I haven’t even had the guts to Google things like “masectomy images” or “bad lumpectomy” images because frankly, I’m afraid of what I’ll find. I even asked the plastic surgeon I spoke to this week for examples and he told me I could go on his website or use Google. I don’t want to find horror images but it seems that’s my next task to try to settle this mess and make some semblance of a decision on my upcoming surgery.

Side note – as I had my fit I was saved by my husband who is all knowing and helped me decipher the insane abbreviations.
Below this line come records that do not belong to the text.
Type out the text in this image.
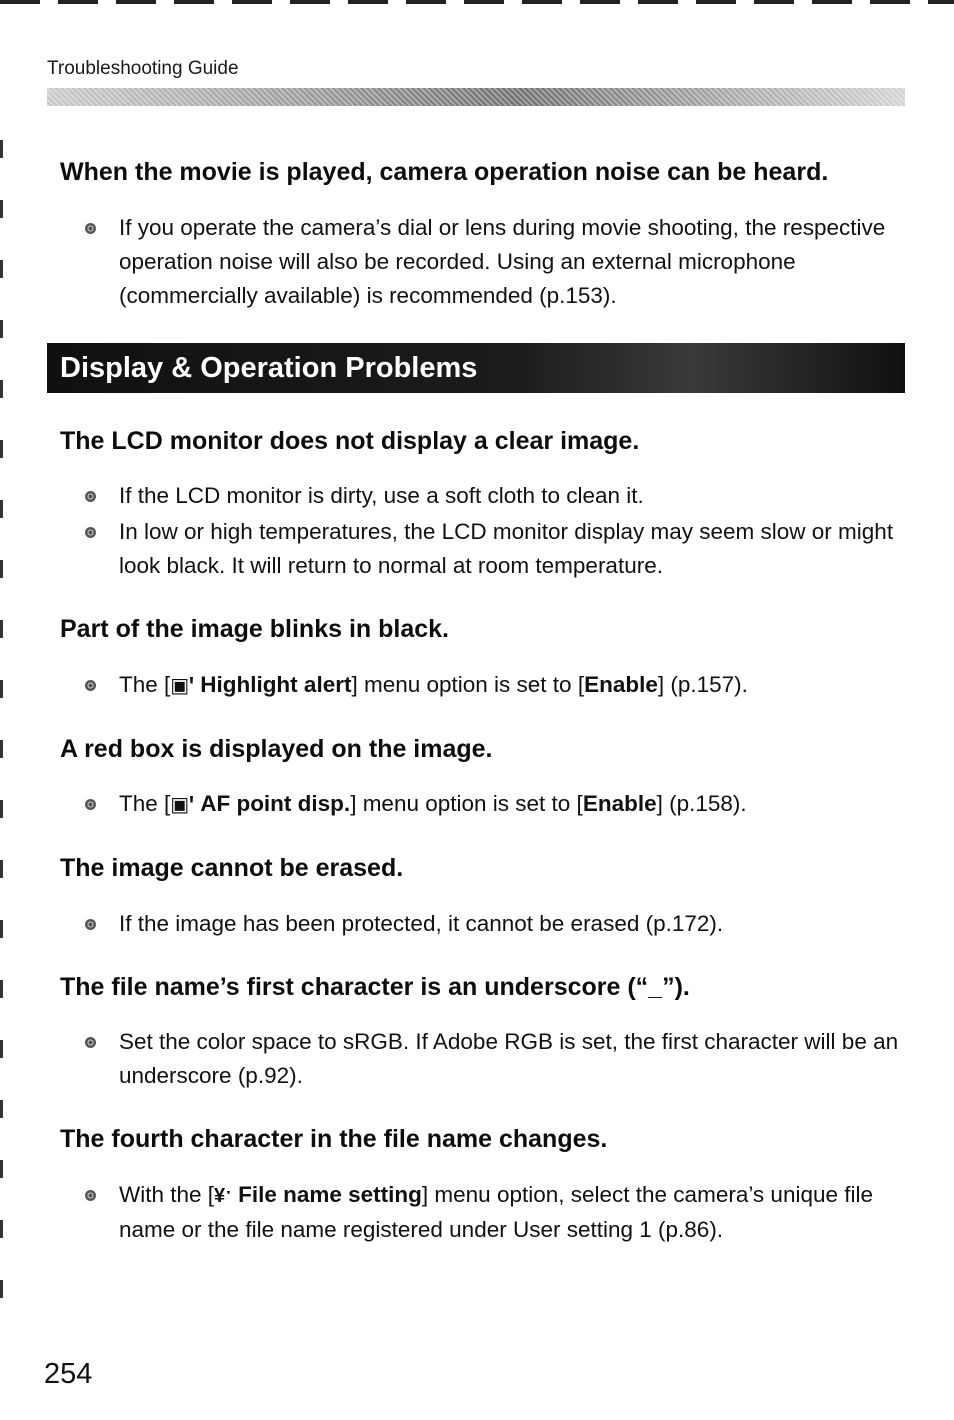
Troubleshooting Guide
When the movie is played, camera operation noise can be heard.
If you operate the camera’s dial or lens during movie shooting, the respective operation noise will also be recorded. Using an external microphone (commercially available) is recommended (p.153).
Display & Operation Problems
The LCD monitor does not display a clear image.
If the LCD monitor is dirty, use a soft cloth to clean it.
In low or high temperatures, the LCD monitor display may seem slow or might look black. It will return to normal at room temperature.
Part of the image blinks in black.
The [▣ꞌ Highlight alert] menu option is set to [Enable] (p.157).
A red box is displayed on the image.
The [▣ꞌ AF point disp.] menu option is set to [Enable] (p.158).
The image cannot be erased.
If the image has been protected, it cannot be erased (p.172).
The file name’s first character is an underscore (“_”).
Set the color space to sRGB. If Adobe RGB is set, the first character will be an underscore (p.92).
The fourth character in the file name changes.
With the [¥ˑ File name setting] menu option, select the camera’s unique file name or the file name registered under User setting 1 (p.86).
254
Now when I read they make a bit more sense but I still am NOT a fan of the discussion boards. I like people better.

It’s late. I’m going to bed. Nothing is sorted. I think, after straightening the heck out of the house, I might try my new app for Her2 cancer patients. Has a relaxation/meditation thingy to listen to. Who knows? It might actually work to calm me down. Or not. Ha. Time will tell.

 

 

None of the Above

They suck. They all suck. I have to make a decision – lumpectomy or double mastectomy and reconstruction and the more information I get, the more doctors I talk to the more F’d up it all is. Seriously. None of the above.

Unfortunately, life isn’t like that. A decision is necessary. I’m wondering if there are ways to bend the rules, find a loop hole to wiggle through to somehow make it all easier and so far, no secret has been revealed. This sucks. Going to talk to more women who have been through it. I’ve spoken to my share of doctors and gotten their opinions but one thing in this awful place that is certain is that this decision solely lies with me. My decision. My ownership. My responsibility.

I need a hot chocolate and a pastry. Screw work. This is too much.